Near and far field

In the propagation of a sound wave to be distinguished from the signal source with very different physical properties, with the near field and the far field two distance ranges.

The near field refers to the immediate area around the sound source, which is characterized by a non-uniform alternating between hot and constructive and destructive interference. In contrast, the far-field refers to a region which is far away from the sound source. Interference effects play only a minor role for the structure of the sound field here. In particular, in a fluid medium in the far field pressure and velocity are in phase, so that the fluid is a real-valued wave impedance can be defined. The distance at which the near field passes into the far field, is dependent on the acoustic wavelength and the size of the transducer. Is used to distinguish between near and far field alone the direct sound generated by the sound source, that is considered the radiation characteristics of the transducer and the properties of the propagation medium. Near-field and far-field are not space dependent, but sound- source-dependent. Reflections from objects in space such as the diffuse field generated by the walls or standing waves go into the consideration not to.

Monopole radiator

The boundary between the near and far field is rendered as a breathing sphere ( or pulsating sphere) with radiation in the room at the example of a radiator of zero order. The wave equation for a spherical wave provides for the sound pressure, the solution:

For the sound velocity applies:

For the acoustic impedance

In this case, mean

• P0 = pressure amplitude
• K = angular wave number
• R = distance of the measurement point from the spherical radiator
• Z0 = characteristic acoustic impedance
• I is the imaginary unit with the property

Far-field

The far-field is characterized by the condition

Thereby reducing the formula to be simplified for the sound velocity

In the far field so there are between sound pressure and particle velocity no phase difference, which is evident when considering the ( measurable ) indicates Real shares of Euler's formula for both sound field quantities:

Near field

The near field is characterized by the condition

Thereby reducing the formula to be simplified for the sound velocity

In the near field, therefore, sound pressure and particle velocity differ in two major ways:

• The sound velocity decreases quadratically with increasing distance and
• Between and there is a phase difference of 90 °, which can be seen when one sound field sizes for both specifying the ( measurable ) real components of Euler's formula:

The sound pressure of the sound particle velocity approaches a maximum advance of 90 °. At the transmitter site ( in the immediate near field of the ball transmitter ) only reactive power occurs and the acoustic impedance is ( almost) purely imaginary. This means that the monopole radiator emits energy at certain time interval to the environment and then almost exactly the same amount of energy absorbed again ( it "breathes "). The small difference is radiated in the far field and is measurable.

Transition region

The transition between near and far field is continuous. Defining characteristic is the rest phase angle between sound pressure and particle velocity. This varies continuously between 90 ° in the immediate vicinity of the monopole radiator to 0 ° at a distance of many wavelengths. The boundary is often pulled at r ≈ λ because the clamp in the formula for the sound velocity then the value

Has.

Extended spotlight

In the acoustic dipole radiators are used as in the high-frequency technology rarely whose dimensions correspond approximately to the wavelength. One reason for this is the dimension of the transducer handle at audio frequencies, the emission of a very wide frequency spectrum, wherein ultrasound. The following example shows the harmonic through simulations, sound field of a 4 MHz unfocused ultrasound transducer to the transducer diameter D = 10 mm in water with a speed of sound. The sound field specified solves the boundary value problem for the emission of a sound- hard boundary surface z = 0 in the half-space. The radiation can be described by a uniform coating of the active transducer surface with monopole sources.

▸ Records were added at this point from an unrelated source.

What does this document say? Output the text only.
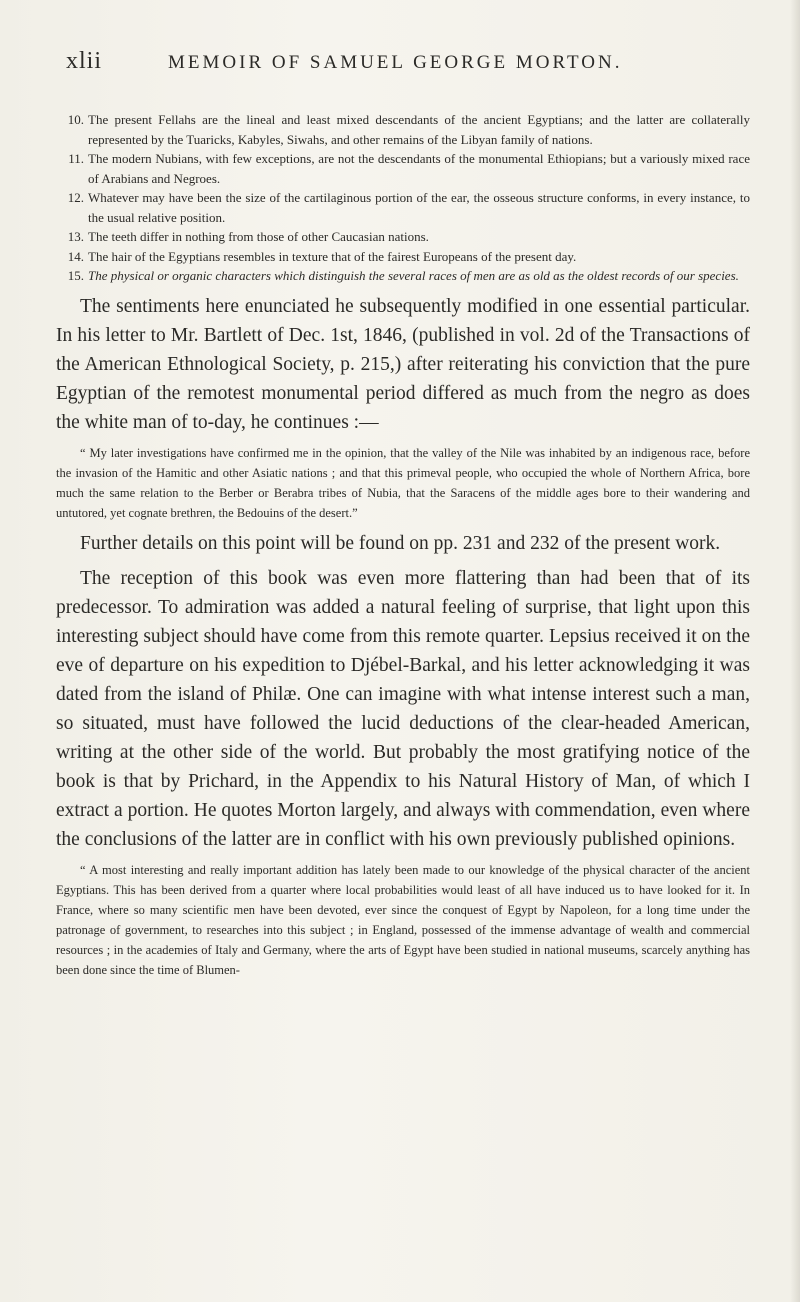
xlii	MEMOIR OF SAMUEL GEORGE MORTON.
10. The present Fellahs are the lineal and least mixed descendants of the ancient Egyptians; and the latter are collaterally represented by the Tuaricks, Kabyles, Siwahs, and other remains of the Libyan family of nations.
11. The modern Nubians, with few exceptions, are not the descendants of the monumental Ethiopians; but a variously mixed race of Arabians and Negroes.
12. Whatever may have been the size of the cartilaginous portion of the ear, the osseous structure conforms, in every instance, to the usual relative position.
13. The teeth differ in nothing from those of other Caucasian nations.
14. The hair of the Egyptians resembles in texture that of the fairest Europeans of the present day.
15. The physical or organic characters which distinguish the several races of men are as old as the oldest records of our species.

The sentiments here enunciated he subsequently modified in one essential particular. In his letter to Mr. Bartlett of Dec. 1st, 1846, (published in vol. 2d of the Transactions of the American Ethnological Society, p. 215,) after reiterating his conviction that the pure Egyptian of the remotest monumental period differed as much from the negro as does the white man of to-day, he continues :—

“ My later investigations have confirmed me in the opinion, that the valley of the Nile was inhabited by an indigenous race, before the invasion of the Hamitic and other Asiatic nations ; and that this primeval people, who occupied the whole of Northern Africa, bore much the same relation to the Berber or Berabra tribes of Nubia, that the Saracens of the middle ages bore to their wandering and untutored, yet cognate brethren, the Bedouins of the desert.”

Further details on this point will be found on pp. 231 and 232 of the present work.

The reception of this book was even more flattering than had been that of its predecessor. To admiration was added a natural feeling of surprise, that light upon this interesting subject should have come from this remote quarter. Lepsius received it on the eve of departure on his expedition to Djébel-Barkal, and his letter acknowledging it was dated from the island of Philæ. One can imagine with what intense interest such a man, so situated, must have followed the lucid deductions of the clear-headed American, writing at the other side of the world. But probably the most gratifying notice of the book is that by Prichard, in the Appendix to his Natural History of Man, of which I extract a portion. He quotes Morton largely, and always with commendation, even where the conclusions of the latter are in conflict with his own previously published opinions.

“ A most interesting and really important addition has lately been made to our knowledge of the physical character of the ancient Egyptians. This has been derived from a quarter where local probabilities would least of all have induced us to have looked for it. In France, where so many scientific men have been devoted, ever since the conquest of Egypt by Napoleon, for a long time under the patronage of government, to researches into this subject ; in England, possessed of the immense advantage of wealth and commercial resources ; in the academies of Italy and Germany, where the arts of Egypt have been studied in national museums, scarcely anything has been done since the time of Blumen-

The transition from the near field to the far-field occurs at the furthest from the surge transducer remote sound pressure maximum on the acoustic axis. The distance between the ultrasonic transducer and the last sound pressure maximum on the acoustic axis is as so-called near-field

Referred to. It is in the example.

The figure shows pronounced interference structures with an irregular alternating between locations constructive and destructive interference in the near field. The far field has a regular structure with a steady drop in sound pressure with distance from the transducer.

Distinction between

The acoustic near field and far-field terms are not always clearly distinguish the expressions of direct field or free field and diffuse field. Near and far field identify the sound source itself, while the direct field (free field) and diffuse field are determined by the room acoustic properties of the surrounding space.